21

rings
There. At the heart of the matter he is sculpting in a hand-to-hand struggle, something is breathing him in. Sure enough, that matter cannot be dissociated from the full and voluptuous roundness of a woman’s body, the full outer roundness of her bosom, the hollow inner roundness of her womb. “That I may anew, all in a tangle in the gold flecking of your sand, go to the shore of your body, in the very slow breaking of your unfurling clay rings, and there be lingering.” (St John Perse).

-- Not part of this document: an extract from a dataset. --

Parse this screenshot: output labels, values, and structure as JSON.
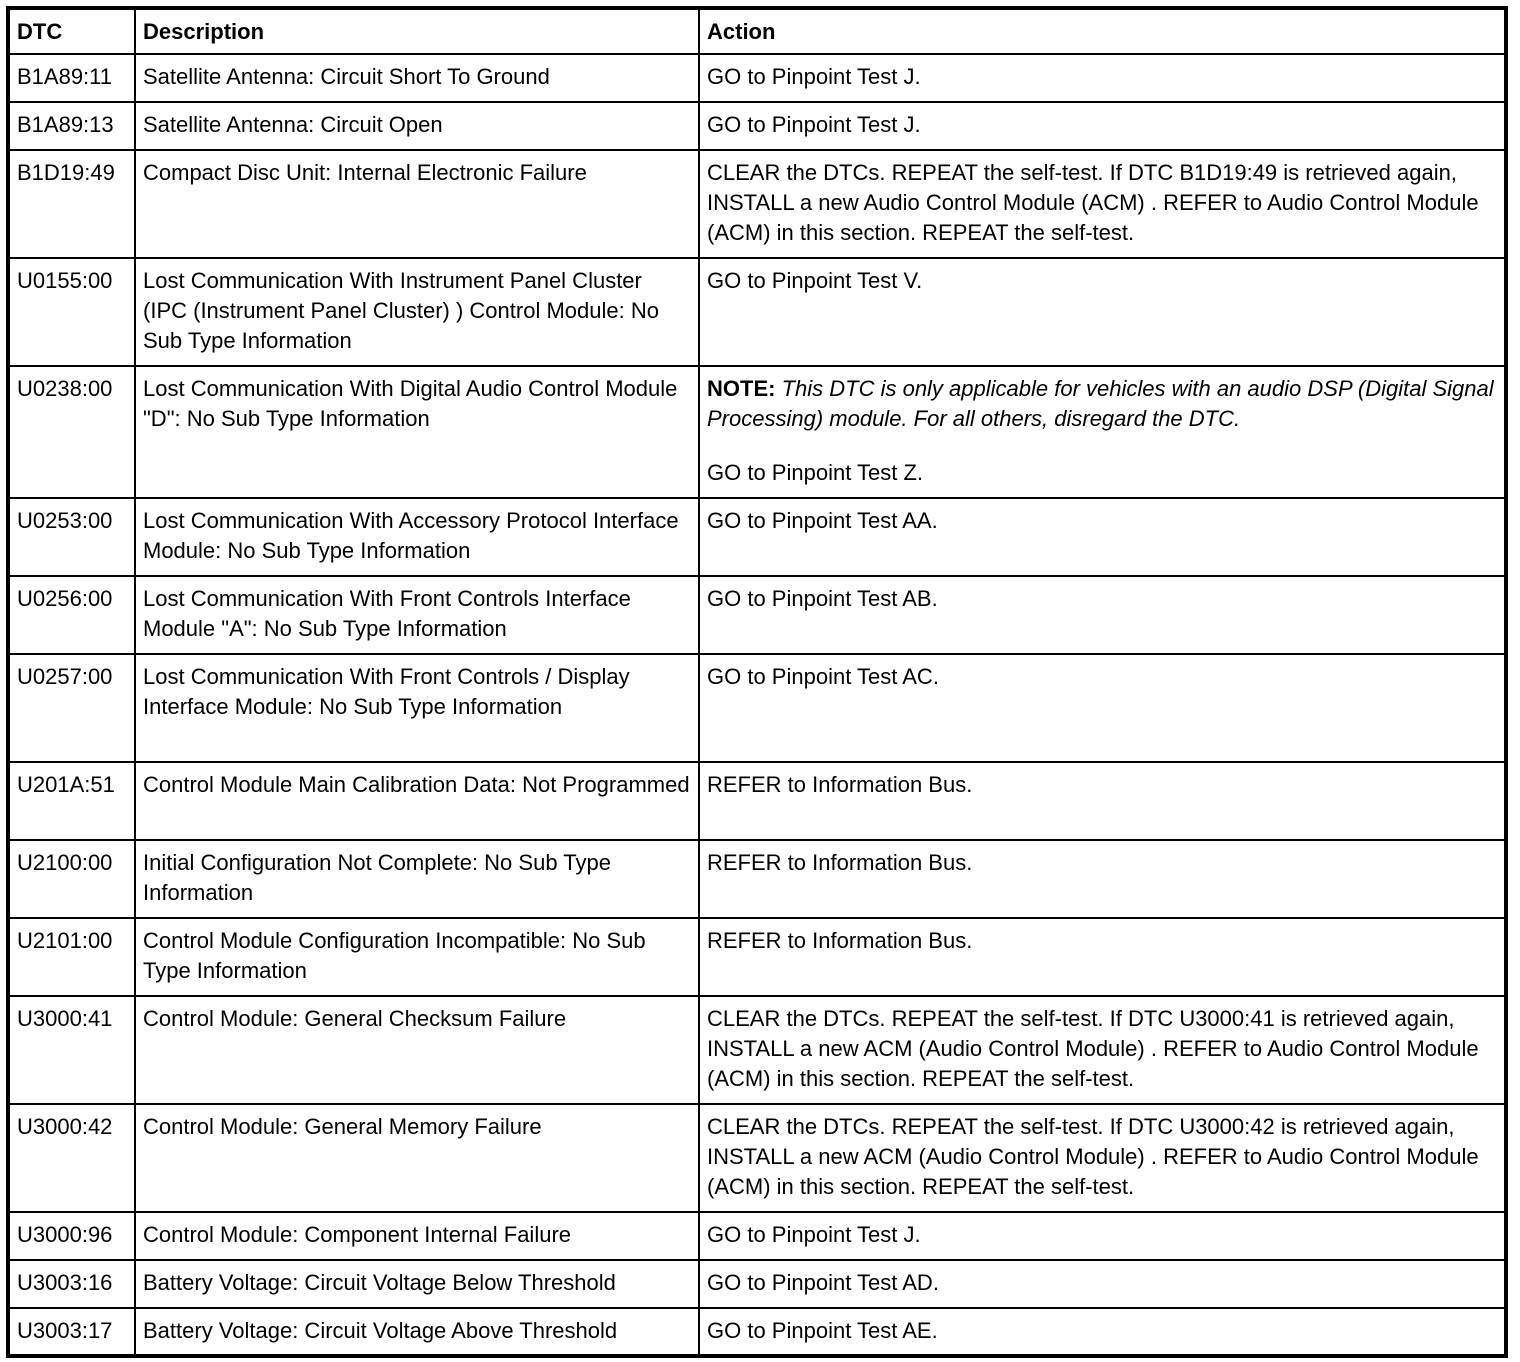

There : his favourite sculpture. While it shapes up in his eyes and in his hands, those rings bind him up in attachment and keep him so, so that he travels right across the whole spectrum that goes from the infinite to the infinitesimal, for those rings of spellbinding and surpassing greatness can also tighten their narrow grip on him. What an amazing work ! Here he is, grappling with his clay or his stone, hollowing them out, and internalizing them as much as he provides them with an interior; doing so, he becomes enamoured : his innermost depths, his heart of hearts, gets filled up with the love that seized him (é-prendre) and made a dwelling in him. As he now penetrates, he is ushered through the mystery veil into the huge vault of the primitive cave with its entrancing walls, into the nave of that cathedral where a large rose window is enclosed.


Ushered even farther up a stream of millions of linking up years, into the vastness of space, with its planet rings, its galaxies coiling up in scrolls … What else is he sculpting but those immensities that he tries to proportion to his own human scale and convey in a slim rod of a moulding, in a humble scooped-out ring-shaped material, “this hard circular matter that binds one up in attachment and keeps one so” as does the nuptial ring on one’s finger, as does her womanly embrace round his manly happiness ? A song then rises, a Song of Songs by a “king held captive in (the Shulamite’s) tresses”. (in The Jerusalem Bible, Ch 7, v 6,).